- 491 Okunma
- 0 Yorum
- 0 Beğeni
Şiir Gibi
Kararsız olmamalı adımlarım. Sanki geldiğimi görünce öyle hayret etmemişler gibi, son derece doğal bir şekilde yaklaşmalıyım masalarına. Hande yine parlıyor. Diğerlerini görünmez ederek ışığıyla... Masadaki kızları ortak bir duyguda birleştirerek: Nefret… Nasıl bir ikiyüzlülük ki bu, hangisine baksam hep o aynı ‘iyi arkadaş’ ifadesi var yüzlerinde... Bu yüzden yüzümdeki bu sahte gülüşten zerre utanmıyorum artık.

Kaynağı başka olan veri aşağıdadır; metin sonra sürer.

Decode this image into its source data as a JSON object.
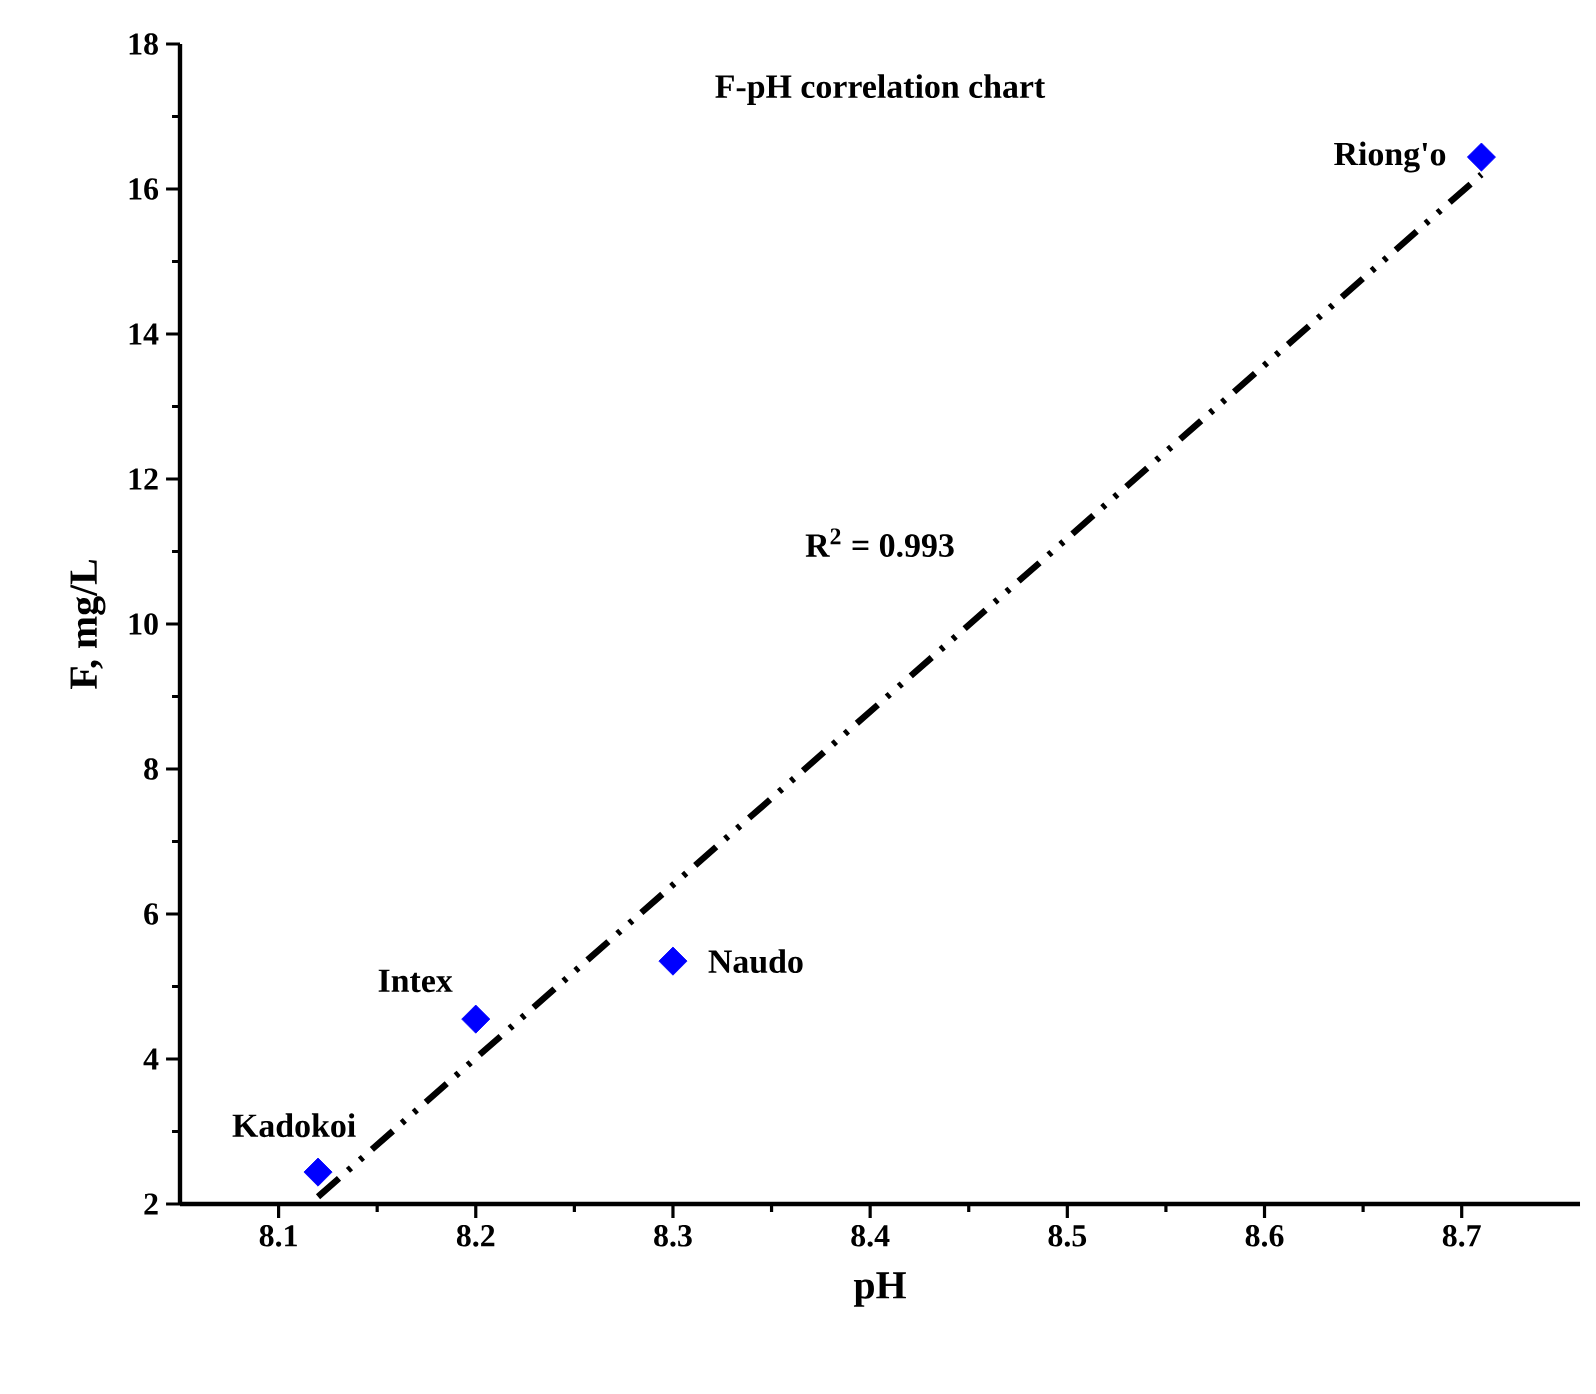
{
  "chart_data": {
    "type": "scatter",
    "title": "F-pH correlation chart",
    "xlabel": "pH",
    "ylabel": "F, mg/L",
    "xlim": [
      8.05,
      8.76
    ],
    "ylim": [
      2,
      18
    ],
    "xticks": [
      8.1,
      8.2,
      8.3,
      8.4,
      8.5,
      8.6,
      8.7
    ],
    "yticks": [
      2,
      4,
      6,
      8,
      10,
      12,
      14,
      16,
      18
    ],
    "grid": false,
    "series": [
      {
        "color": "#0000ff",
        "marker": "diamond",
        "x": [
          8.12,
          8.2,
          8.3,
          8.71
        ],
        "values": [
          2.44,
          4.55,
          5.35,
          16.44
        ]
      },
      {
        "type": "line",
        "color": "#000000",
        "line_style": "dashed",
        "marker": "none",
        "x": [
          8.12,
          8.71
        ],
        "values": [
          2.1,
          16.2
        ]
      }
    ],
    "annotations": [
      {
        "text": "Kadokoi",
        "x": 8.12,
        "y": 2.44
      },
      {
        "text": "Intex",
        "x": 8.2,
        "y": 4.55
      },
      {
        "text": "Naudo",
        "x": 8.3,
        "y": 5.35
      },
      {
        "text": "Riong'o",
        "x": 8.71,
        "y": 16.44
      },
      "R$^{2}$ = 0.993"
    ]
  }
}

“Cenk geldi.” diyor onlardan biri. Geldiğimi fark etmeyen tek kişiye… Yani Hande’ye… Yoksa o kız sezdi mi, O’na yöneldiğinde bakışlarımda beliren farkı? Ceren’di galiba adı. Güzel bir kız aslında… Tek kusuru, daha güzel bir kızın masasında oturmak gibi bir talihsizliğe uğramış olması…
Ona yolda tek başına rastlasam ve merhabalaşsak kalbim gümbürdeyebilirdi belki, eğer daha büyük gümbürtüler uyandıran bir başkası çok yakınlarda bir yerde olmasaydı. Onun adına üzülsem de Hande’nin varlığı vicdan sızısı bırakmayacak kadar dolduran bir şey hayatı.
Güzel olmanın sihri de bu olmalı işte! Suçluluğu yok ediyor bir anda. Her günahı aklayacak kadar zamanı durduran, tüm algıları kendine yönelten bir çekim merkezi…
Bunları düşünürken nedense ‘ihanet’ geldi aklıma. Annemin beni göremeyecek kadar içinde kaybolduğu o zihinsel görüntülerde güzel bir kadın da olmalıydı mutlaka. Yıllarını verdiği adamın başka bir kadınla birlikte yer aldığı hayallerle dolu bir gerçeği vardı annemin… Ve o yıllarda güzellik babamı affettirecek bir güce kavuşmamıştı henüz yaşantımda. Hande’yi tanımıyordum. Tanısaydım bile güzelliğiyle sarhoş olup adaletsiz kararlar veremeyecek kadar küçük bir yaştaydım daha. Annemin yağdı yağacak bir bulut misali nemlenmeye hazır gözleri, her şeyi önemsizleştirecek kadar önemli bir yerindeydi dünyamın.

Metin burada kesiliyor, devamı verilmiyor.